List ist sich sicher: "Die Welt wird sich durch die Corona-Krise verändern." Es werde viel mehr online und virtuell gemacht und das funktioniere, wie man jetzt sehe. Er selbst arbeite überwiegend von zu Hause aus - mit Videokonferenzen. Er ortet generell mehr Gespräche und kann der Situation in punkto Zusammenarbeit sogar etwas Positives abringen: "Aber die Business-Unsicherheit ist da." Zugleich gebe es im Unternehmen "ein hohes Maß an Solidarität, da bin ich den Mitarbeitern zutiefst dankbar dafür".

Der Exportanteil des weltweit tätigen AVL-Konzerns blieb 2019 weiterhin bei 96 Prozent, in Forschung und Entwicklung wurden abermals rund 10 Prozent des Umsatzes investiert. Neben dem großen Thema Batterie sieht List einen Zukunftsmarkt im batterie-elektrischen Antrieb, Hybrid- und Brennstoffzellenantrieb, die alle elektrische Achsen oder elektrifizierte Getriebe verwenden.

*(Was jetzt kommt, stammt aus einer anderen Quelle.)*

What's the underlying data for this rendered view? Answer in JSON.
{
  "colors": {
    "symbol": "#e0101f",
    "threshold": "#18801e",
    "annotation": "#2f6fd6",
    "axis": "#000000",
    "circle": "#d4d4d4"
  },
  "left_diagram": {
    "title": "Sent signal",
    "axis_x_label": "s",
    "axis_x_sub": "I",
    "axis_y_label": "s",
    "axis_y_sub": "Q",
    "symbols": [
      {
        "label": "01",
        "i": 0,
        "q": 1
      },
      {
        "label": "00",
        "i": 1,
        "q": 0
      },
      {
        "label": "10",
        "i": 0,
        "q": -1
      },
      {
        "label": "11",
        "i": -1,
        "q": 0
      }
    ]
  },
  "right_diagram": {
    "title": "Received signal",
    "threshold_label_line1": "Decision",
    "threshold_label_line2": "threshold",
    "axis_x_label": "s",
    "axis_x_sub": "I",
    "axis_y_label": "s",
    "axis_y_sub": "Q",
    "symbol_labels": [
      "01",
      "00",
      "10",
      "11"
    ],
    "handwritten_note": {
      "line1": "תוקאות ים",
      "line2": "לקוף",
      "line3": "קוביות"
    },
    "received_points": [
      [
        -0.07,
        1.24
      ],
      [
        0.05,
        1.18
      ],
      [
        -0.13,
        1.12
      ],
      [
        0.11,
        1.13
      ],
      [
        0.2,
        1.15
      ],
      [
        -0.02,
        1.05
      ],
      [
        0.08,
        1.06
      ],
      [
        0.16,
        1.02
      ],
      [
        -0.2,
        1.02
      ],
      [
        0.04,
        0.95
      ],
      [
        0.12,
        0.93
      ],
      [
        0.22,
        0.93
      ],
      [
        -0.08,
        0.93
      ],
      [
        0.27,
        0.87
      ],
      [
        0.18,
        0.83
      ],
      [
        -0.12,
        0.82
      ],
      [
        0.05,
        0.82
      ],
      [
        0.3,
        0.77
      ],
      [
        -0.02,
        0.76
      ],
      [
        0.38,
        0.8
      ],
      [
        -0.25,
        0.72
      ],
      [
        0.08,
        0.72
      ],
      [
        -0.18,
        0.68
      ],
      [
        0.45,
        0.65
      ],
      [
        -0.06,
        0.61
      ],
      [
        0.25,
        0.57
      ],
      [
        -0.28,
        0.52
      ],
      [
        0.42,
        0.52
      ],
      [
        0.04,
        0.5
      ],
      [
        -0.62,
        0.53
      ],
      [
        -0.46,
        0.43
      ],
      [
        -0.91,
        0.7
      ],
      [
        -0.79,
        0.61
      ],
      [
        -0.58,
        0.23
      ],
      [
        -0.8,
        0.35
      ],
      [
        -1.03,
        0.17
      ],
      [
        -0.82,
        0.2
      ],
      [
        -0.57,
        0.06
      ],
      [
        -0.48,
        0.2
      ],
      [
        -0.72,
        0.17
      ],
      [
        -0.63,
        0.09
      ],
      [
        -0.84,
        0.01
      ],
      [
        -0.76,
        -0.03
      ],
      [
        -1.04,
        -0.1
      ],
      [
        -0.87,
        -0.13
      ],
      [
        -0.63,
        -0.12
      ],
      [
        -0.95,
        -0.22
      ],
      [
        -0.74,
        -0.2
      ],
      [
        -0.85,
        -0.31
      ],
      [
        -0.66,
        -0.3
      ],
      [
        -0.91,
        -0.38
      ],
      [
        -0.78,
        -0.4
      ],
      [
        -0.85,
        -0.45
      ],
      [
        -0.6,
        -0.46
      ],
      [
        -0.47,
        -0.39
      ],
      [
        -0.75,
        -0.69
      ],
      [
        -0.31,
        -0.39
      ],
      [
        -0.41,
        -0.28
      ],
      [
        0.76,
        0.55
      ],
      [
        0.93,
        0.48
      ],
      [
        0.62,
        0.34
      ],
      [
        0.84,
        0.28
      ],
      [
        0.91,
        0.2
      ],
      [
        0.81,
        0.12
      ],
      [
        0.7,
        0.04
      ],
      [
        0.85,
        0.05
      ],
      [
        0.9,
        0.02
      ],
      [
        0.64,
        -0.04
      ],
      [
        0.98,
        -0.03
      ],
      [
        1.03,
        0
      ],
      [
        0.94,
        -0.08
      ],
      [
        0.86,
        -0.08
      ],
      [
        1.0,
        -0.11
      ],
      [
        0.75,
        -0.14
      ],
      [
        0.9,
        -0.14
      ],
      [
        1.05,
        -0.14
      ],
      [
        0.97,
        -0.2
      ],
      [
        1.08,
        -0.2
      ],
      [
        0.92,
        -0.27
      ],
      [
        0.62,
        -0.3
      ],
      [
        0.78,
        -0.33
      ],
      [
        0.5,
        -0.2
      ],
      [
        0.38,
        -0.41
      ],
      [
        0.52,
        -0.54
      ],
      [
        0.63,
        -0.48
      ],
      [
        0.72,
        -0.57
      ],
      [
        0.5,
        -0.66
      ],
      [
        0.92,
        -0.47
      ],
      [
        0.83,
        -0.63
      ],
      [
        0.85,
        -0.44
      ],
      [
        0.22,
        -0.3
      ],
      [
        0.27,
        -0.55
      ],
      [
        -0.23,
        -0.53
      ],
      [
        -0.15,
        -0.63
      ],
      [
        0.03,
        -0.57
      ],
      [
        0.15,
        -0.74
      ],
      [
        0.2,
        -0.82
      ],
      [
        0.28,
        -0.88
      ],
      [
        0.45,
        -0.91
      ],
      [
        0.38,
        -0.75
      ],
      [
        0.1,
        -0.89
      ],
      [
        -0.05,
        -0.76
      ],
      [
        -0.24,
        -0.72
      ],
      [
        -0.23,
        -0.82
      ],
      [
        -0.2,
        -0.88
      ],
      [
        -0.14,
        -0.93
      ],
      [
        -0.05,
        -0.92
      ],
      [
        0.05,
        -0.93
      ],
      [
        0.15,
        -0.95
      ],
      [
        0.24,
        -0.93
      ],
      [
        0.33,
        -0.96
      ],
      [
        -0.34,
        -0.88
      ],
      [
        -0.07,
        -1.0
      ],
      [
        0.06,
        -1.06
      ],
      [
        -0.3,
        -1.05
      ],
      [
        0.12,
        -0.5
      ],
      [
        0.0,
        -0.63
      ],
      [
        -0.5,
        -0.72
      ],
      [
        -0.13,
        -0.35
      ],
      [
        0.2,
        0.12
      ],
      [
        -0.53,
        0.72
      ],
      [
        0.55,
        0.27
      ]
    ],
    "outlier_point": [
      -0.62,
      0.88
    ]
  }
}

Mit der Entwicklung der österreichischen Tochterunternehmen sei der CEO zufrieden - besonders mit AVL DiTest, die sich eine "hervorragende Position am europäischen Markt" erarbeitet habe. Piezocryst Advanced Sensorics entwickle weiterhin Sensoren unter anderem für die Formel 1 und sei "im Verband" mit der AVL-Mutter stark, versuche sich aber auch zunehmend selbst am Markt zu positionieren.